Even though solar energy is the most abundant energy available to life on earth, its fluctuation in intensity makes it somewhat unsatisfactory for many power-generation applications unless energy storage is involved. Similarly, wind power stability is undependable. Wave power is also unstable.

The concept of the solar pond provides a method of supplying electric power generation 24-hours per day.

There are already successfully operating salt-gradient Solar Pond power plants around the world. The salt-gradient ponds are designed with a brine bottom layer, a gradient middle layer, and a top water layer. Solar heat is stored in the brine layer. The gradient layer reduces convection heat loss. There are several disadvantages to the salt-gradient pond method of storing heat:

  • Heat is stored only in the brine layer, which limits the usefulness of the rest of the pond for storing heat.
  • Hot water must be pumped out of and into the brine layer, which creates turbulent mixing that enhances heat loss.
  • Evaporation from the surface of the pond requires water replacement.

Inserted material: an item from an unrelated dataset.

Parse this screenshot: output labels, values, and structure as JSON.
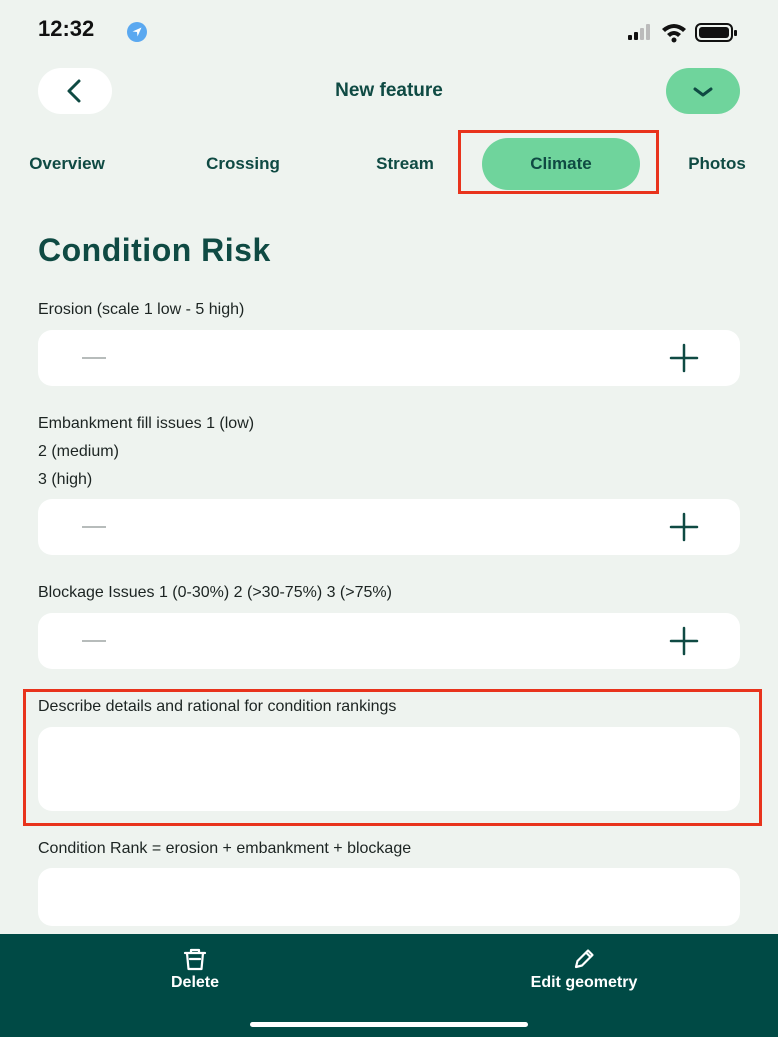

Our Solar Pond does not have these problems. The Solar Pond can produce electric power for a week of total cloudiness.

The covered Solar Pond concept provides energy to run the power plant 24 hours a day.

If there is a possibility of obtaining seawater, brackish water, or even wastewater, the heat of the hot water from a Solar Pond can be transferred to the boiler of a Rankine cycle engine. In the process, fresh water is produced. For a plant designed to produce 10 MW of electrical power, it would produce 1,000,000 gpd of fresh water.